Location: Kennebunk, ME
Type of school: Public school
Grade levels: Pre-K–2
Number of students: 400
A Responsive Classroom school since: 2025
When educator Kristy Wells moved from first grade to pre-K at Kennebunk Elementary School, she quickly realized she was spending too much of the day reacting to behavior as it happened. “I spent so much time putting out fires, just trying to address conflict,” she recalls. “I knew I needed something different. There was something missing.”
With encouragement from assistant principal Ellen Towne, who has years of experience with the Responsive Classroom approach, Wells signed up for a one-day Responsive Classroom workshop. The training was part of a broader districtwide initiative to strengthen classroom practices and create more consistent, connected learning environments across schools—an effort that would continue into the summer of 2025, when educators from across the district, including seven from Kennebunk Elementary, attended the three-day training.

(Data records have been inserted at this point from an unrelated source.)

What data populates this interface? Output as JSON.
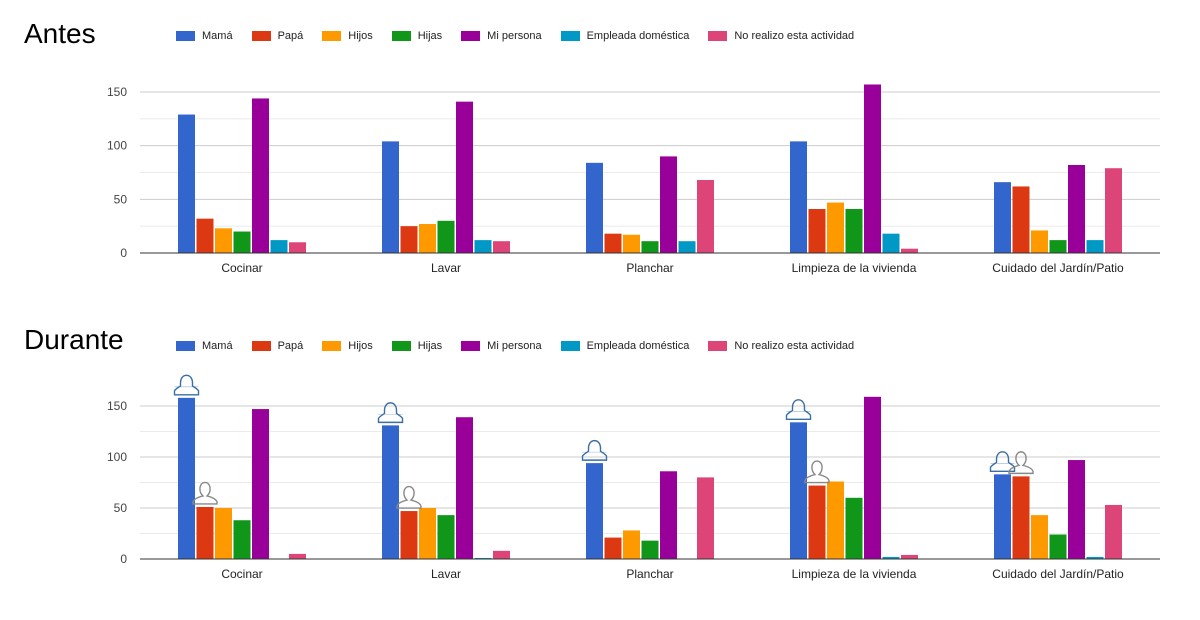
{
  "chart_data": [
    {
      "type": "bar",
      "title": "Antes",
      "xlabel": "",
      "ylabel": "",
      "ylim": [
        0,
        160
      ],
      "yticks": [
        0,
        50,
        100,
        150
      ],
      "grid": true,
      "legend_position": "top",
      "categories": [
        "Cocinar",
        "Lavar",
        "Planchar",
        "Limpieza de la vivienda",
        "Cuidado del Jardín/Patio"
      ],
      "series": [
        {
          "name": "Mamá",
          "color": "#3366cc",
          "values": [
            129,
            104,
            84,
            104,
            66
          ]
        },
        {
          "name": "Papá",
          "color": "#dc3912",
          "values": [
            32,
            25,
            18,
            41,
            62
          ]
        },
        {
          "name": "Hijos",
          "color": "#ff9900",
          "values": [
            23,
            27,
            17,
            47,
            21
          ]
        },
        {
          "name": "Hijas",
          "color": "#109618",
          "values": [
            20,
            30,
            11,
            41,
            12
          ]
        },
        {
          "name": "Mi persona",
          "color": "#990099",
          "values": [
            144,
            141,
            90,
            157,
            82
          ]
        },
        {
          "name": "Empleada doméstica",
          "color": "#0099c6",
          "values": [
            12,
            12,
            11,
            18,
            12
          ]
        },
        {
          "name": "No realizo esta actividad",
          "color": "#dd4477",
          "values": [
            10,
            11,
            68,
            4,
            79
          ]
        }
      ]
    },
    {
      "type": "bar",
      "title": "Durante",
      "xlabel": "",
      "ylabel": "",
      "ylim": [
        0,
        160
      ],
      "yticks": [
        0,
        50,
        100,
        150
      ],
      "grid": true,
      "legend_position": "top",
      "categories": [
        "Cocinar",
        "Lavar",
        "Planchar",
        "Limpieza de la vivienda",
        "Cuidado del Jardín/Patio"
      ],
      "series": [
        {
          "name": "Mamá",
          "color": "#3366cc",
          "values": [
            158,
            131,
            94,
            134,
            83
          ]
        },
        {
          "name": "Papá",
          "color": "#dc3912",
          "values": [
            51,
            47,
            21,
            72,
            81
          ]
        },
        {
          "name": "Hijos",
          "color": "#ff9900",
          "values": [
            50,
            50,
            28,
            76,
            43
          ]
        },
        {
          "name": "Hijas",
          "color": "#109618",
          "values": [
            38,
            43,
            18,
            60,
            24
          ]
        },
        {
          "name": "Mi persona",
          "color": "#990099",
          "values": [
            147,
            139,
            86,
            159,
            97
          ]
        },
        {
          "name": "Empleada doméstica",
          "color": "#0099c6",
          "values": [
            0,
            1,
            0,
            2,
            2
          ]
        },
        {
          "name": "No realizo esta actividad",
          "color": "#dd4477",
          "values": [
            5,
            8,
            80,
            4,
            53
          ]
        }
      ],
      "annotations": [
        {
          "type": "female-person-icon",
          "category": "Cocinar",
          "series": "Mamá"
        },
        {
          "type": "male-person-icon",
          "category": "Cocinar",
          "series": "Papá"
        },
        {
          "type": "female-person-icon",
          "category": "Lavar",
          "series": "Mamá"
        },
        {
          "type": "male-person-icon",
          "category": "Lavar",
          "series": "Papá"
        },
        {
          "type": "female-person-icon",
          "category": "Planchar",
          "series": "Mamá"
        },
        {
          "type": "female-person-icon",
          "category": "Limpieza de la vivienda",
          "series": "Mamá"
        },
        {
          "type": "male-person-icon",
          "category": "Limpieza de la vivienda",
          "series": "Papá"
        },
        {
          "type": "female-person-icon",
          "category": "Cuidado del Jardín/Patio",
          "series": "Mamá"
        },
        {
          "type": "male-person-icon",
          "category": "Cuidado del Jardín/Patio",
          "series": "Papá"
        }
      ]
    }
  ],
  "panels": [
    {
      "title": "Antes"
    },
    {
      "title": "Durante"
    }
  ]
}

Wells took the workshop during the school year, unsure how it would fit into everything she was already managing. “Here’s another curriculum, another whole thing I have to learn. It’s going to take so much time,” she remembers thinking.
Instead, the impact was immediate. “It made me slow down,” she recalls. Rather than reacting in the moment, she began approaching classroom management more intentionally, focusing on clear expectations, consistent routines, and small, manageable shifts in her practice. That mindset carried into the summer, when she attended the three-day course with colleagues from across the district. By then, she was ready to build on what she had started, going deeper into the practices and refining how she used them. “Honestly, I am a different teacher than I was last year—100%.”
One of the most impactful changes in Wells’ classroom came from rethinking Morning Meeting. The previous year, it had felt rushed and overly focused on academic tasks, leaving little time for students to connect. “I would always leave the sharing to the end if I had time—and I would never have time,” she explains.
After learning more about the structure and purpose of Morning Meeting, she shifted her focus to building community through greetings, sharing, and group activities. She also became more intentional about how she introduced those activities, starting with lower-risk participation and gradually building from there. The difference has been clear. “I noticed this year that behavior has gone down so much because they feel connected to each other, they feel heard, they feel seen,” Wells notes. As that sense of safety grew, so did students’ willingness to participate. “They also feel comfortable. They feel like they can take risks.”
Wells also introduced a take-a-break space to help students learn how to manage their emotions. From the beginning, she was intentional about showing students how to use it, modeling and providing opportunities to practice so they understood its purpose. “It’s not a punishment,” Wells explains. Instead, the message is: “take a break because your body needs to be regulated.”
At the start of the year, students needed guidance in using the space, but over time, they began to internalize the process. According to Wells, “They now know when they’re ready to come back.” As students grew more aware of their needs, some even began to recognize when they needed a break and ask for it on their own, showing a growing sense of independence and self-regulation.
Another important shift came through Wells’ use of positive teacher language. At first, the range of strategies felt like a lot to take in, so she focused on one change at a time. That approach helped her language feel more natural and allowed her to be more intentional in the moment.
One of the most impactful shifts was becoming more direct when addressing behavior. “I learned that I need to tell them what to do, not point to what other people are doing,” she shares. This clarity helped reduce confusion, made expectations more predictable, and allowed her to respond earlier, before small issues became larger disruptions.
As these practices became part of her daily routine, Wells began to notice a shift—not just in student behavior, but in the overall feel of her classroom. What once felt reactive became more consistent and manageable, with more time for teaching and connection. As she puts it, “the magic of Responsive Classroom is that it creates more time in your day. It actually gave me more time.”
That time has allowed her to focus more on relationships. Through daily routines like Morning Meeting, students have gotten to know one another in deeper ways, building trust and a shared sense of community. “They are a very cohesive group,” Wells observes.
Those relationships also make it easier to navigate challenges. With a strong foundation of trust, students are more responsive to redirection and more invested in the classroom community. As assistant principal Ellen Towne explains, this balance is a key outcome of the Responsive Classroom approach: it allows teachers to be “in charge of the classroom in a way that is loving and nurturing.”
For Wells, that shift has been transformative. “I have the joy back in teaching again,” she says. “I never leave school feeling defeated.”